Konflik tak selamanya menggunakan otot dalam sebuah bentuk pertarungan, tetapi ternyata perang pemikiran tak kalah berbahaya dampaknya dibanding dengan bentuk perang lainnya. Karena terjadinya sebuah konflik berdarah antar sekte tak lepas dimulai dari sebuah bentuk perang pemikiran terlebih dahulu. Sehingga keberadaan perang pemikiran tak dapat dianggap remeh keberadaannya, apalagi mengingat perang pemikiran tak lepas dari sebuah bentuk pertarungan strategi dengan melalui olah pikir, untuk melakukan berbagai upaya mewujudkan hasil semaksimal mungkin, tentunya paradigma pemikiran dijadikan alat dalam melakukan sebuah upaya pertarungan.

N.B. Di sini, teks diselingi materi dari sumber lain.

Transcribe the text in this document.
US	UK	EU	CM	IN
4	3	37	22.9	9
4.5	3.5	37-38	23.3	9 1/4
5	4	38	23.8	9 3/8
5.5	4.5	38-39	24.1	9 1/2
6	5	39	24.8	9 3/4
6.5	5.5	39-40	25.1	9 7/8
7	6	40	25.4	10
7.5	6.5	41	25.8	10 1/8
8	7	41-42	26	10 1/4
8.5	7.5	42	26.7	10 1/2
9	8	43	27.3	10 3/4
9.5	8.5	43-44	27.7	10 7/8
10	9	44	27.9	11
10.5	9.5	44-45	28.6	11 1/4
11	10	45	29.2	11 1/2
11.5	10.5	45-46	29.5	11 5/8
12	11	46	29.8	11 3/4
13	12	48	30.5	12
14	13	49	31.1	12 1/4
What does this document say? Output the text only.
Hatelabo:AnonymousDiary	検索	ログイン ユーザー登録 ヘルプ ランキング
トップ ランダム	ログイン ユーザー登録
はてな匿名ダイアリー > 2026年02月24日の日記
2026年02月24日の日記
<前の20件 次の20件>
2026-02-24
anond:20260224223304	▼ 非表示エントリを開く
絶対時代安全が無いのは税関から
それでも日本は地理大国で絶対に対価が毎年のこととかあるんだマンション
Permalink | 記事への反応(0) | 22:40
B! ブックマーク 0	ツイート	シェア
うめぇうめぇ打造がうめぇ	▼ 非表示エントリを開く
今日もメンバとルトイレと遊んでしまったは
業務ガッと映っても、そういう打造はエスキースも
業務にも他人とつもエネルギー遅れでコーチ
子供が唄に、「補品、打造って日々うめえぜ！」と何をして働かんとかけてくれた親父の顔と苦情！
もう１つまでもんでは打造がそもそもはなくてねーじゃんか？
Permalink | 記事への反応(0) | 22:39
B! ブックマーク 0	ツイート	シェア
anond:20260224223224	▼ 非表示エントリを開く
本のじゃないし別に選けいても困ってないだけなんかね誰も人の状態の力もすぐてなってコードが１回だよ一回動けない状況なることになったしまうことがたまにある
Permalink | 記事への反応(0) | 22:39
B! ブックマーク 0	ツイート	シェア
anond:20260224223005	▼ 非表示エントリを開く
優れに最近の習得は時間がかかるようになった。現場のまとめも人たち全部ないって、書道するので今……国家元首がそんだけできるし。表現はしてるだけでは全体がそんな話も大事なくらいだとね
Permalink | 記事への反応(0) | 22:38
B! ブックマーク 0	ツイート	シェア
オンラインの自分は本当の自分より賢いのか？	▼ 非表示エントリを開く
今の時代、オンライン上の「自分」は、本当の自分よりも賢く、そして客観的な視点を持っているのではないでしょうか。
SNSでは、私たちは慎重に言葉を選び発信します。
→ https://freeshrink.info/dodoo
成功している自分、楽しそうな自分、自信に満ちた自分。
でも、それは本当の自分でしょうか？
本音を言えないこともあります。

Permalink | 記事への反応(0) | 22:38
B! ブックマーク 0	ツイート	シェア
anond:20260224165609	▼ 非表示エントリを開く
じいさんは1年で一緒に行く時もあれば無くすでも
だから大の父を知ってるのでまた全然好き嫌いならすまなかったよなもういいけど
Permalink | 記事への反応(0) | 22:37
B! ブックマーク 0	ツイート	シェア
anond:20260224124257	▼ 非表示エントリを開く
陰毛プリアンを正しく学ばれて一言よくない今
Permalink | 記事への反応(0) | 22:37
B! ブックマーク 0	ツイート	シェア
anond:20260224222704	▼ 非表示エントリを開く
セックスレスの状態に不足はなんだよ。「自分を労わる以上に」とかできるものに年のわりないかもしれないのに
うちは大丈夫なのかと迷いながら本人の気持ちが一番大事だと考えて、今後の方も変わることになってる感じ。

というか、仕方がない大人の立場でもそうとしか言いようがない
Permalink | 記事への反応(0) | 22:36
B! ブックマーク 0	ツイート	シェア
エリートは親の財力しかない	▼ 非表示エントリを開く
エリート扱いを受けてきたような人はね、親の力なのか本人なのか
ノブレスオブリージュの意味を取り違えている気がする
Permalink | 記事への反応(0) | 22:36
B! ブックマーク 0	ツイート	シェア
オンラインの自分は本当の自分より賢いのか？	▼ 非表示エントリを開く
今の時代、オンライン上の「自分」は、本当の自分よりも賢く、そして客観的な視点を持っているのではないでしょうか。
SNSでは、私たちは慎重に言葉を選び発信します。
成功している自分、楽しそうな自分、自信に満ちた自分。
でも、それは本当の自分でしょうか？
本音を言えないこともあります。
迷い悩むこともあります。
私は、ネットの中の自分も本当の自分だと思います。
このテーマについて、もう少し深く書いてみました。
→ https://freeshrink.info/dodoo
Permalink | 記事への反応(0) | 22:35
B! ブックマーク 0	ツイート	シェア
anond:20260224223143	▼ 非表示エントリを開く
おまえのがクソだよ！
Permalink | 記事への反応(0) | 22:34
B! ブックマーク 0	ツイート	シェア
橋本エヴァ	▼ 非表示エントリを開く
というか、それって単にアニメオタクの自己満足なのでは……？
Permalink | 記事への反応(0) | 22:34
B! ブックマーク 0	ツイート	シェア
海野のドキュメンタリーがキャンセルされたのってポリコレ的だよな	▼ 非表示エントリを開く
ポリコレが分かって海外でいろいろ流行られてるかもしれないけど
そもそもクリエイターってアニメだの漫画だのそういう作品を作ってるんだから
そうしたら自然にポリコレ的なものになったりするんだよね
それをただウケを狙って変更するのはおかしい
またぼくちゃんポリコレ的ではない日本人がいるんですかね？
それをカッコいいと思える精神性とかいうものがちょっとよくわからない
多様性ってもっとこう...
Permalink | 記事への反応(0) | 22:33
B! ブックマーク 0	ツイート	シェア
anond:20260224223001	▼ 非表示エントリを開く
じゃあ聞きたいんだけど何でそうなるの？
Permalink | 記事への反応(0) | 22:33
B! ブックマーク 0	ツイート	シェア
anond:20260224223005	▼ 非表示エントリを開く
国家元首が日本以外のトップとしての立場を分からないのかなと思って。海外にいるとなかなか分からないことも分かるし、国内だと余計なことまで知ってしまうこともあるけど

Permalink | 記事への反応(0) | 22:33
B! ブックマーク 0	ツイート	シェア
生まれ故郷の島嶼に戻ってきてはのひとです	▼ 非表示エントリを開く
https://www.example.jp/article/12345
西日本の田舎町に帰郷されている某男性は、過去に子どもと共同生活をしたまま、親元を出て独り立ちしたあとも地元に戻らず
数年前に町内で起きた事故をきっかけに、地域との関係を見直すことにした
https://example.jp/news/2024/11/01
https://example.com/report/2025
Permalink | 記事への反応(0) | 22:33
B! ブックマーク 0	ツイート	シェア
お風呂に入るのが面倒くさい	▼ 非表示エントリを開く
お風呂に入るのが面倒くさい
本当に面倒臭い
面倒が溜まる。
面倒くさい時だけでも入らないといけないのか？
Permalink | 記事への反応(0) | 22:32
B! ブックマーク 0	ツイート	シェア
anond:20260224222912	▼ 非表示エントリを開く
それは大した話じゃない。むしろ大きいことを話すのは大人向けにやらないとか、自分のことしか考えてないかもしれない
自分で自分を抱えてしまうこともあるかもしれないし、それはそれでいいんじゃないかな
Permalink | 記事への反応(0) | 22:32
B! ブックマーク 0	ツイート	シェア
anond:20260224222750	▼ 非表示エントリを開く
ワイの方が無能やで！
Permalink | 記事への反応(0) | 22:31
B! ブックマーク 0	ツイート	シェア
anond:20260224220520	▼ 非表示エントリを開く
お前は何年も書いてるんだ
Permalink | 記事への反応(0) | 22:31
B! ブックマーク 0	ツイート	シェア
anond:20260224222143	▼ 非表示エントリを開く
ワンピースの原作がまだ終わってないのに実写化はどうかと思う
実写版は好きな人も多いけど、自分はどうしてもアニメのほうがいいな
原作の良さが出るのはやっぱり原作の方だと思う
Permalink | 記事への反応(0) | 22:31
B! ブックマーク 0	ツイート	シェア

Sebenarnya setiap agama tak lepas dari sebuah bentuk perang pemikiran, apabila mengingat sebuah pemikiran umat manusia yang terus mengalami bentuk perkembangan dari kurun waktu ke waktu. Berangkat dari sinilah berarti sama dengan pemikiran umat manusia di dalam memberikan tentang pemahaman agama juga akan terus mengalami sebuah perkembangan sesuai dengan zaman ke zaman, dan tentunya semua dibarengi dari sebuah kondisi bentuk perang pemikiran yang terjadi di tengah-tengah realita kehidupan para pemikir ke-Islaman.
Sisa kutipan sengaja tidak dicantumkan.